Willie was a simple, single-minded soul and now that Janoah and his malicious influence had been removed, he dropped comfortably back into a tranquillity from which, when viewed in perspective, his former suspicions seemed both unjust and ridiculous. Suppose Mr. Galbraith did happen to be a boat-builder? Was he not Bob's friend and Delight's uncle, a gentleman of honor who had money enough without stooping to secure more by treachery? And did it not follow that since Mr. Snelling was in his employ he must be a person of reputable character? A fig for Janoah Spence's accusations!
Willie blew a contemptuous whiff of smoke into the air. How had he ever dropped to being so base as to credit them for an instant? He was ashamed for having done so.
Therefore whole-heartedly he gave his hand to Robert Morton, and if the act were a mute petition for forgiveness it was none the less sincere in its intent and was met with an equal spirit of good will.
"I suppose now that everything is complete, there is no reason why we can't present the thing to Zenas Henry right away, is there?" questioned Bob, who with hands thrust deep in his trousers' pockets contemplated with satisfaction the product of their joint toil.
"Not the least in the world," Willie answered. "If we was to keep it here a week there ain't nothin' more we could do to it, an' since you've tried it out over at Galbraith's we know it works."
"Oh, it works all right!" laughed Bob.
The eyes of the little inventor softened and into them crept a glint of pensiveness.
"Yes," he repeated, "we can deliver it up to Zenas Henry 'most anytime now." He paused. "Queer, ain't it, how kinder attached you get to anything you've fussed over so long? It gets to be 'most a part of you. You'll think it funny, I guess, but do you know I'll be sorter sorry to see this thing goin'."
It was the regret of the parent compelled to part from his child and with an effort at comfort Robert Morton said cheerfully:
"Oh, you'll be having a new scheme before long."
"Mebbe I will," Willie answered, brightening. "I never can tell when the sun rises in the mornin' what idee will kitch me before night. Still, I somehow feel there'll be no idee like this one. You know they say every artist creates one masterpiece," he smiled shyly. "This, I reckon, is my masterpiece."

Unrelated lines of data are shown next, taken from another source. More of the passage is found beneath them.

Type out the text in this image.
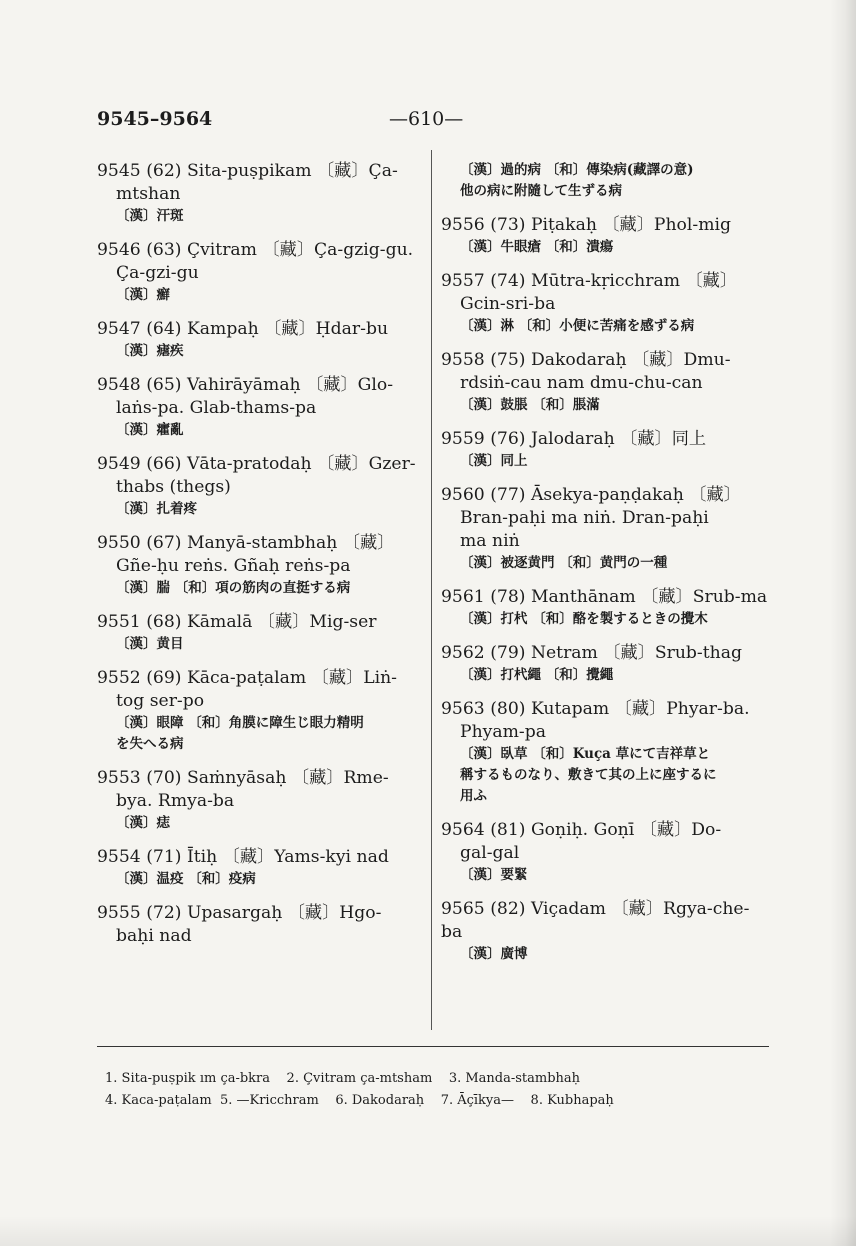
9545–9564	—610—
9545 (62) Sita-puṣpikam 〔藏〕Ça-
mtshan
〔漢〕汗斑
9546 (63) Çvitram 〔藏〕Ça-gzig-gu.
Ça-gzi-gu
〔漢〕癬
9547 (64) Kampaḥ 〔藏〕Ḥdar-bu
〔漢〕瘧疾
9548 (65) Vahirāyāmaḥ 〔藏〕Glo-
laṅs-pa. Glab-thams-pa
〔漢〕癨亂
9549 (66) Vāta-pratodaḥ 〔藏〕Gzer-
thabs (thegs)
〔漢〕扎着疼
9550 (67) Manyā-stambhaḥ 〔藏〕
Gñe-ḥu reṅs. Gñaḥ reṅs-pa
〔漢〕腨 〔和〕項の筋肉の直挺する病
9551 (68) Kāmalā 〔藏〕Mig-ser
〔漢〕黄目
9552 (69) Kāca-paṭalam 〔藏〕Liṅ-
tog ser-po
〔漢〕眼障 〔和〕角膜に障生じ眼力精明
を失へる病
9553 (70) Saṁnyāsaḥ 〔藏〕Rme-
bya. Rmya-ba
〔漢〕痣
9554 (71) Ītiḥ 〔藏〕Yams-kyi nad
〔漢〕温疫 〔和〕疫病
9555 (72) Upasargaḥ 〔藏〕Hgo-
baḥi nad
〔漢〕過的病 〔和〕傳染病(藏譯の意)
他の病に附隨して生ずる病
9556 (73) Piṭakaḥ 〔藏〕Phol-mig
〔漢〕牛眼瘡 〔和〕潰瘍
9557 (74) Mūtra-kṛicchram 〔藏〕
Gcin-sri-ba
〔漢〕淋 〔和〕小便に苦痛を感ずる病
9558 (75) Dakodaraḥ 〔藏〕Dmu-
rdsiṅ-cau nam dmu-chu-can
〔漢〕鼓脹 〔和〕脹滿
9559 (76) Jalodaraḥ 〔藏〕同上
〔漢〕同上
9560 (77) Āsekya-paṇḍakaḥ 〔藏〕
Bran-paḥi ma niṅ. Dran-paḥi
ma niṅ
〔漢〕被逐黄門 〔和〕黄門の一種
9561 (78) Manthānam 〔藏〕Srub-ma
〔漢〕打杙 〔和〕酪を製するときの攪木
9562 (79) Netram 〔藏〕Srub-thag
〔漢〕打杙繩 〔和〕攪繩
9563 (80) Kutapam 〔藏〕Phyar-ba.
Phyam-pa
〔漢〕臥草 〔和〕Kuça 草にて吉祥草と
稱するものなり、敷きて其の上に座するに
用ふ
9564 (81) Goṇiḥ. Goṇī 〔藏〕Do-
gal-gal
〔漢〕要緊
9565 (82) Viçadam 〔藏〕Rgya-che-ba
〔漢〕廣博
1. Sita-puṣpik ım ça-bkra    2. Çvitram ça-mtsham    3. Manda-stambhaḥ
4. Kaca-paṭalam  5. —Kricchram    6. Dakodaraḥ    7. Āçīkya—    8. Kubhapaḥ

"It is a bully one, anyhow!" ejaculated Bob. "Aren't you curious to hear what Zenas Henry will say when he sees it?"
"I am sorter itchin' to," admitted Willie in less meditative tone. "Only last night I was thinkin' after I got to bed how would be the best way of givin' it to him. I've sorter set my heart on springin' it on him as a surprise. What's your notion?"

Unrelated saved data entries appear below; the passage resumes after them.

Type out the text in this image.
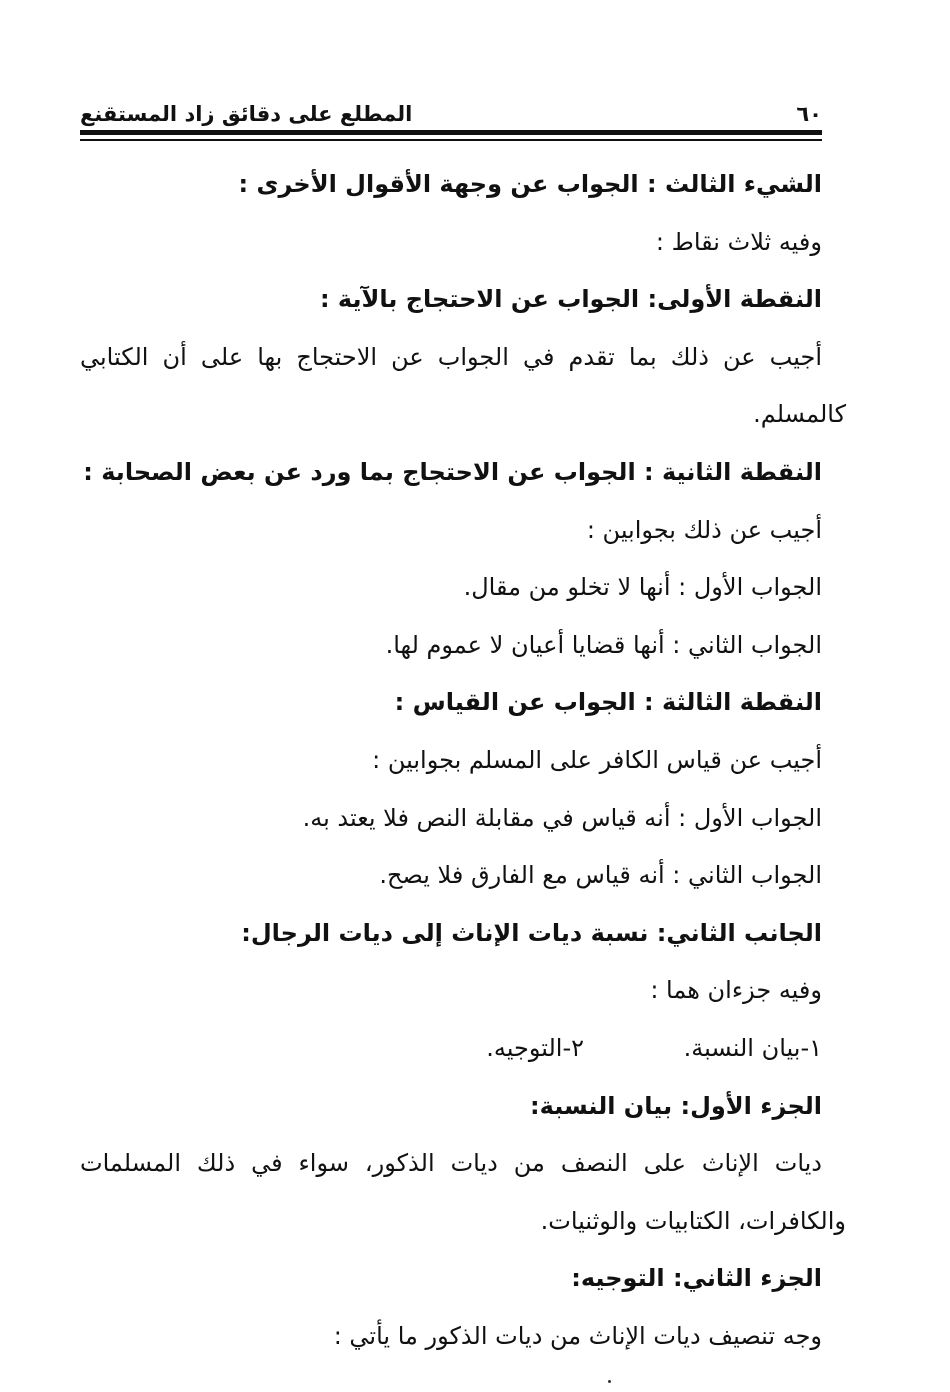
٦٠
المطلع على دقائق زاد المستقنع

الشيء الثالث : الجواب عن وجهة الأقوال الأخرى :

وفيه ثلاث نقاط :

النقطة الأولى: الجواب عن الاحتجاج بالآية :

أجيب عن ذلك بما تقدم في الجواب عن الاحتجاج بها على أن الكتابي

كالمسلم.

النقطة الثانية : الجواب عن الاحتجاج بما ورد عن بعض الصحابة :

أجيب عن ذلك بجوابين :

الجواب الأول : أنها لا تخلو من مقال.

الجواب الثاني : أنها قضايا أعيان لا عموم لها.

النقطة الثالثة : الجواب عن القياس :

أجيب عن قياس الكافر على المسلم بجوابين :

الجواب الأول : أنه قياس في مقابلة النص فلا يعتد به.

الجواب الثاني : أنه قياس مع الفارق فلا يصح.

الجانب الثاني: نسبة ديات الإناث إلى ديات الرجال:

وفيه جزءان هما :

١-بيان النسبة.
٢-التوجيه.

الجزء الأول: بيان النسبة:

ديات الإناث على النصف من ديات الذكور، سواء في ذلك المسلمات

والكافرات، الكتابيات والوثنيات.

الجزء الثاني: التوجيه:

وجه تنصيف ديات الإناث من ديات الذكور ما يأتي :
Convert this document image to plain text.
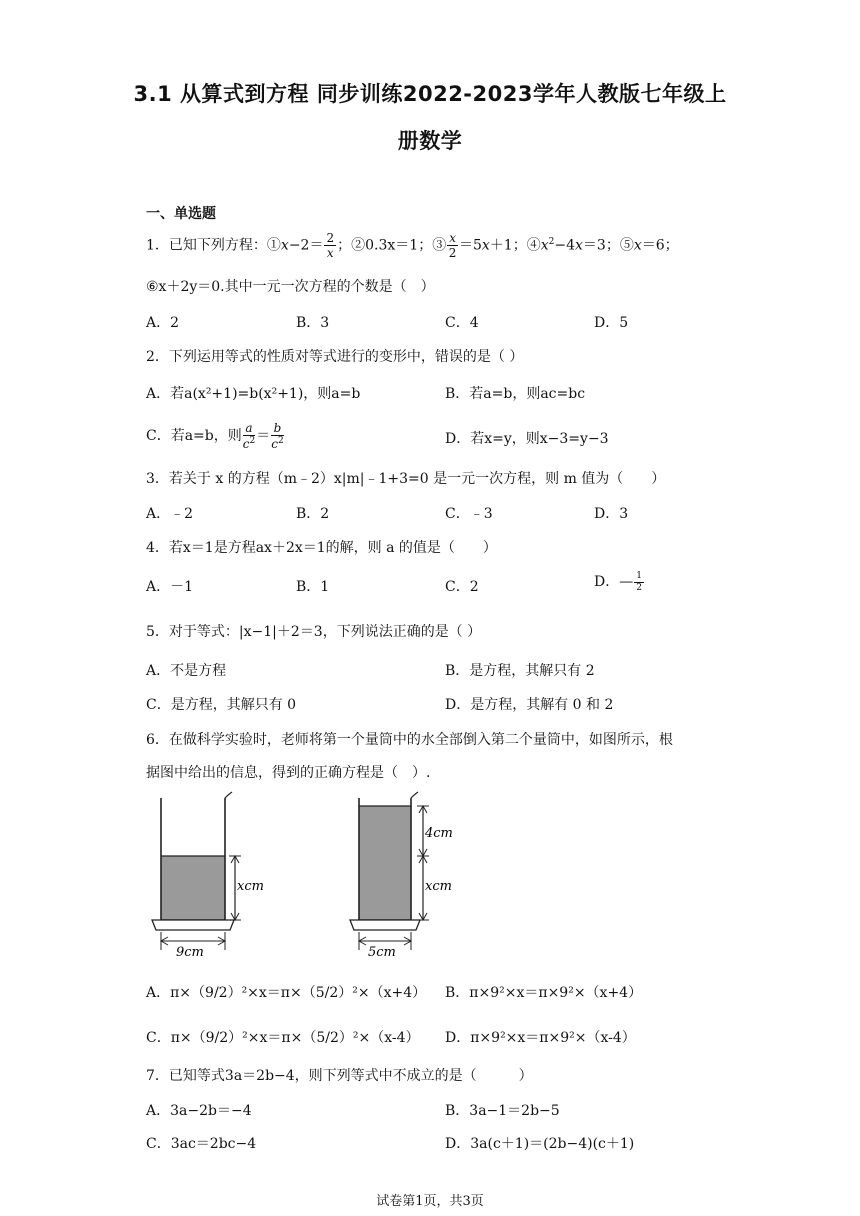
3.1 从算式到方程 同步训练2022-2023学年人教版七年级上
册数学
一、单选题
1．已知下列方程：①x−2＝ $\frac{2}{x}$ ；②0.3x＝1；③ $\frac{x}{2} =5x+1$；$④x^2-4x=3$；⑤x＝6；
⑥x＋2y＝0.其中一元一次方程的个数是（　）
A．2	B．3	C．4	D．5
2．下列运用等式的性质对等式进行的变形中，错误的是（ ）
A．若a(x²+1)=b(x²+1)，则a=b	B．若a=b，则ac=bc
C．若a=b，则 $\frac{a}{c^2} = \frac{b}{c^2}$	D．若x=y，则x−3=y−3
3．若关于 x 的方程（m﹣2）x|m|﹣1+3=0 是一元一次方程，则 m 值为（　　）
A．﹣2	B．2	C．﹣3	D．3
4．若x＝1是方程ax＋2x＝1的解，则 a 的值是（　　）
A．－1	B．1	C．2	D．— $\frac{1}{2}$
5．对于等式：|x−1|＋2＝3，下列说法正确的是（ ）
A．不是方程	B．是方程，其解只有 2
C．是方程，其解只有 0	D．是方程，其解有 0 和 2
6．在做科学实验时，老师将第一个量筒中的水全部倒入第二个量筒中，如图所示，根
据图中给出的信息，得到的正确方程是（　）.
xcm
9cm
4cm
xcm
5cm
A．π×（9/2）²×x＝π×（5/2）²×（x+4） B．π×9²×x＝π×9²×（x+4）
C．π×（9/2）²×x＝π×（5/2）²×（x-4） D．π×9²×x＝π×9²×（x-4）
7．已知等式3a＝2b−4，则下列等式中不成立的是（　　　）
A．3a−2b＝−4	B．3a−1＝2b−5
C．3ac＝2bc−4	D．3a(c＋1)＝(2b−4)(c＋1)
试卷第1页，共3页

"I think that would be a fine plan," replied Bob, eager to humor the gentle dreamer. "If we could get him and the captains out of the way, it would be good sport simply to fasten the attachment to the boat and wait and see what happened."
"Wouldn't that be the beateree!" chimed in Willie excitedly. His face glowed and he rubbed his hands with honest pleasure. "Wouldn't it, though? We could manage it, too, for Delight could arrange to get Zenas Henry an' the three captains out of the way. She's an almighty good one at keepin' a secret, as I reckon you've found out already."
He stole a sly glance at the young man at his elbow who flushed uncomfortably.
"Yes," he rambled on, "Delight can shut her mouth on occasions like as if it was a scallop shell. The only trouble is she'd oughter close her eyes too, for they talk 'most as well as her tongue does. Likely you've noticed that," he added innocently.
"I—eh—"
"Fur's that goes, your own eyes do somethin' in the speakin' line," affirmed Willie, bending to fleck a bit of dust from the appliance before them.
"What!" Robert Morton exclaimed with alarm.
The old inventor nodded gravely.
"Yes," continued he, "now I come to think of it, you've got among the most speakin' eyes I ever see. They kinder bawl things right out."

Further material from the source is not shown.